UAE also allows GRSs to its citizens under its public health care system to help them with conditions of gender dysphoria. Similar to Saudi, continuation and access to these treatments and services is decided thoroughly by a specialized “health commission,” and the parameters set by this commission varies from individual to individual. Hamid had to take sessions with a psychologist in a private clinic to get a proper diagnosis of gender dysmorphia. Opening a file costs him 600 dirhams, around $160. Each session costs him 350 dirhams, around $95, or more, depending on the case. According to Hamid, he was grateful to be able to afford these sessions. But he had to end them soon for family concerns, who were the main providers of the costs of these sessions. 

Despite the country’s criminalization of trans people, the Ministry of Health of Kuwait recognizes “gender identity disorder” as a medical condition. This means that citizens should get diagnosis and treatments of this so-called disorder. However, many trans people in Kuwait are only aware of hormones as an offered service, with no assistance with surgical procedures. Because of this, many trans youth in Kuwait find themselves unable to access the resources that do exist, and end up denying their identities because of criminalizing laws and family pressure. 

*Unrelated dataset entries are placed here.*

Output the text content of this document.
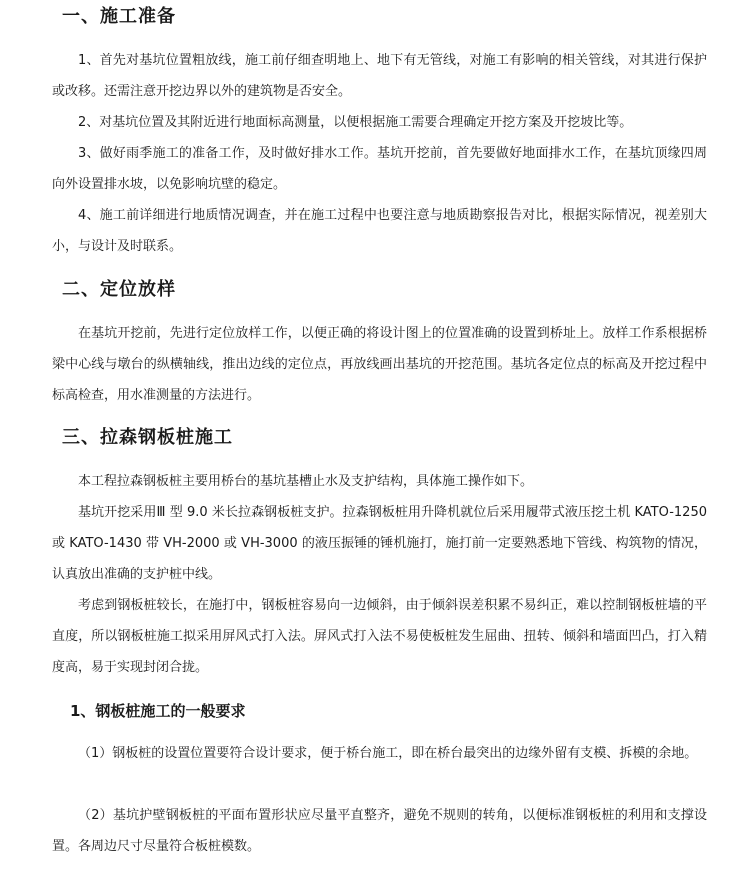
一、施工准备

1、首先对基坑位置粗放线，施工前仔细查明地上、地下有无管线，对施工有影响的相关管线，对其进行保护或改移。还需注意开挖边界以外的建筑物是否安全。

2、对基坑位置及其附近进行地面标高测量，以便根据施工需要合理确定开挖方案及开挖坡比等。

3、做好雨季施工的准备工作，及时做好排水工作。基坑开挖前，首先要做好地面排水工作，在基坑顶缘四周向外设置排水坡，以免影响坑壁的稳定。

4、施工前详细进行地质情况调查，并在施工过程中也要注意与地质勘察报告对比，根据实际情况，视差别大小，与设计及时联系。

二、定位放样

在基坑开挖前，先进行定位放样工作，以便正确的将设计图上的位置准确的设置到桥址上。放样工作系根据桥梁中心线与墩台的纵横轴线，推出边线的定位点，再放线画出基坑的开挖范围。基坑各定位点的标高及开挖过程中标高检查，用水准测量的方法进行。

三、拉森钢板桩施工

本工程拉森钢板桩主要用桥台的基坑基槽止水及支护结构，具体施工操作如下。

基坑开挖采用Ⅲ 型 9.0 米长拉森钢板桩支护。拉森钢板桩用升降机就位后采用履带式液压挖土机 KATO-1250 或 KATO-1430 带 VH-2000 或 VH-3000 的液压振锤的锤机施打，施打前一定要熟悉地下管线、构筑物的情况，认真放出准确的支护桩中线。

考虑到钢板桩较长，在施打中，钢板桩容易向一边倾斜，由于倾斜误差积累不易纠正，难以控制钢板桩墙的平直度，所以钢板桩施工拟采用屏风式打入法。屏风式打入法不易使板桩发生屈曲、扭转、倾斜和墙面凹凸，打入精度高，易于实现封闭合拢。

1、钢板桩施工的一般要求

（1）钢板桩的设置位置要符合设计要求，便于桥台施工，即在桥台最突出的边缘外留有支模、拆模的余地。

（2）基坑护壁钢板桩的平面布置形状应尽量平直整齐，避免不规则的转角，以便标准钢板桩的利用和支撑设置。各周边尺寸尽量符合板桩模数。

Though these Health Ministries acknowledge and treat gender dysmorphia in writing,  access to these services and the actual practice of procedures and treatments is still extremely limited.  This is what is needed for the trans community in these countries and across the Gulf. This should also take into account where and to whom these services are exclusively provided for. 

Conclusion
There is no one experience that encapsulates all stories of trans people in the Gulf. From class and wealth to geography and upbringing, various factors shape the trans experience in the Gulf when it comes to coming out and transitioning. Additionally, institutional legislations and criminalization play the main role in shaping the experiences of trans people beyond their personal lives and close communities; they shape how the public perceive, interact, and eventually demonize their identities. Documenting these experiences is crucial, not for the sake of humanizing the trans community, but to highlight the lives and experiences of people who are being intentionally erased from family trees, public spaces, and even public institutions.  

* Names of interviewees have been changed for their safety.